The functor satisfies causality and time-slice axioms.

It violates the locality axiom due to topological subfunctors.

A Fréchet-Lie group structure on differential cohomology is developed.

Abstract

We study differential cohomology on categories of globally hyperbolic Lorentzian manifolds. The Lorentzian metric allows us to define a natural transformation whose kernel generalizes Maxwell's equations and fits into a restriction of the fundamental exact sequences of differential cohomology. We consider smooth Pontryagin duals of differential cohomology groups, which are subgroups of the character groups. We prove that these groups fit into smooth duals of the fundamental exact sequences of differential cohomology and equip them with a natural presymplectic structure derived from a generalized Maxwell Lagrangian. The resulting presymplectic Abelian groups are quantized using the CCR-functor, which yields a covariant functor from our categories of globally hyperbolic Lorentzian manifolds to the category of C*-algebras.
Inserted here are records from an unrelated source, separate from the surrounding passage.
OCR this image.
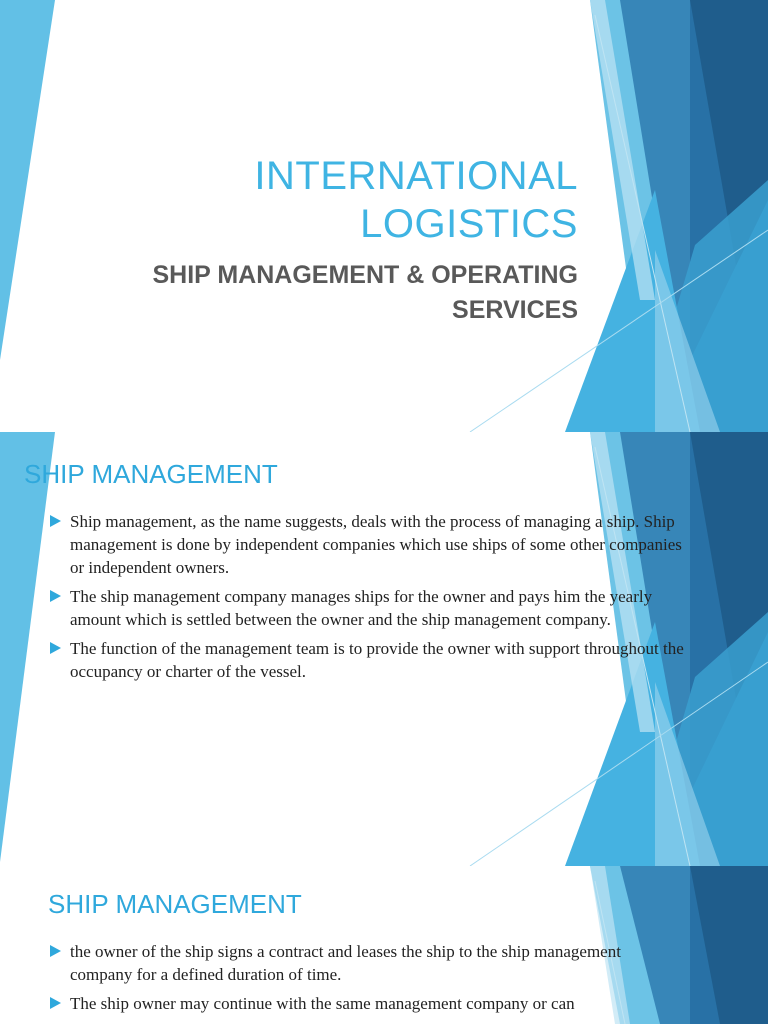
INTERNATIONAL
LOGISTICS
SHIP MANAGEMENT & OPERATING
SERVICES
SHIP MANAGEMENT
Ship management, as the name suggests, deals with the process of managing a ship. Ship management is done by independent companies which use ships of some other companies or independent owners.
The ship management company manages ships for the owner and pays him the yearly amount which is settled between the owner and the ship management company.
The function of the management team is to provide the owner with support throughout the occupancy or charter of the vessel.
SHIP MANAGEMENT
the owner of the ship signs a contract and leases the ship to the ship management company for a defined duration of time.
The ship owner may continue with the same management company or can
We prove that this functor satisfies the causality and time-slice axioms of locally covariant quantum field theory, but that it violates the locality axiom. We show that this violation is precisely due to the fact that our functor has topological subfunctors describing the Pontryagin duals of certain singular cohomology groups. As a byproduct, we develop a Fr\'echet-Lie group structure on differential cohomology groups.